In the U.S., are there cities or areas that are prime for Linux careers?

Marinaccio: As far as system administrators are concerned, the use of Linux is so widespread that I would hope that employers in a lot of cities have a need for administrators. Not surprisingly, most of our positions at HotLinuxJobs are in Silicon Valley. Outside of that, the major cities on the west coast are all pretty strong. Boston is definitely a strong city for kernel development on the east coast.

As far as up and coming cities are concerned, Portland (OR) comes to mind. They have done a good job of promoting open source. Seattle is another city that has gained momentum over the years. Cities like Austin use to have a lot of Linux based startups, but we have not seen that come back fully since the correction.

However, if we can get companies to reconsider their telecommute policies, I think this will be a moot point in a number of years.

Which industries do you see using Linux?

Marinaccio: There are a number of industries that stand out for their early adoption and interest in open source, the financial industry being first and foremost. They were an early adopter and continue to be a leader. The energy sector is another that has utilized open source software to a large degree. The pharmaceutical industry is another consistent adopter of open source software.

These are just some of your early adopters. But we are seeing everything from large enterprises to mom-and-pop businesses using Linux. It is slowly but surely showing up everywhere.

That sounds optimistic.

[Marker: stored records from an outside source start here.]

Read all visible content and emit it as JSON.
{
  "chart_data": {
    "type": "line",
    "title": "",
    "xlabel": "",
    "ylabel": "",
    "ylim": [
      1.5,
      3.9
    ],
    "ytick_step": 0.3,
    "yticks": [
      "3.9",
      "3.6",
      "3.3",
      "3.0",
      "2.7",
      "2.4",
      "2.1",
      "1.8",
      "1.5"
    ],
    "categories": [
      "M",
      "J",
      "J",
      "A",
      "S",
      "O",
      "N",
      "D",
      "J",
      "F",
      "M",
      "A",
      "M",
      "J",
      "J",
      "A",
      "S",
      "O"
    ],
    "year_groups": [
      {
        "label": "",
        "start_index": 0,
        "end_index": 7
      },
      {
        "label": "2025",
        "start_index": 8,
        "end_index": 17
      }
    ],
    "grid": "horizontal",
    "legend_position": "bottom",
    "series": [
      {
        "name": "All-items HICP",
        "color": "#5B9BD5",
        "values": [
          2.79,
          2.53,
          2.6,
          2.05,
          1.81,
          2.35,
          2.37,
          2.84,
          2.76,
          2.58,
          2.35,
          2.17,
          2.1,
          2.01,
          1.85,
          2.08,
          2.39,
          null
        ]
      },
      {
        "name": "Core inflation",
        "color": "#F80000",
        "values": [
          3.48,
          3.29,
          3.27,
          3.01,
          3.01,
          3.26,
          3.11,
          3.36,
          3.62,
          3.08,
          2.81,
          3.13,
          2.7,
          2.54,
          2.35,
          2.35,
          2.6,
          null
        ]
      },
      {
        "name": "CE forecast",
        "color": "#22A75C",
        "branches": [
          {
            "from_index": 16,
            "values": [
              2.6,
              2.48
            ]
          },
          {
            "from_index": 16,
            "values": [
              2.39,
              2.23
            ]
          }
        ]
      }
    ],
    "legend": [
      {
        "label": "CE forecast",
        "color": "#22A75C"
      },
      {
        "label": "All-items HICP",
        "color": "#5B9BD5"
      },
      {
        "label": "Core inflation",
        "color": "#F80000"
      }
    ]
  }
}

Over the next few years, which kinds of skills do you expect to be in demand?

Marinaccio: As far as what is going to be in demand in the next few years, I would say all of the above. Sure, there are some areas that will see more growth than others on a relative basis. For instance, we have seen a significant rise in the need for Ruby on Rails developers. In addition, virtualization is a very hot area and that will continue. The need for Linux kernel-related engineers and system administrators continues at a nice pace as adoption grows. I know I mentioned it before, but we have not seen any decrease in demand. So if you are involved with open source software, just continue to strive to get better in the area in which you find the most satisfaction.

Thanks for the advice, Brent. The future looks bright for Linux. Anything else you want to tell our readers?

Marinaccio: Don't worry about getting an MCSE, Linux is where it's at right now.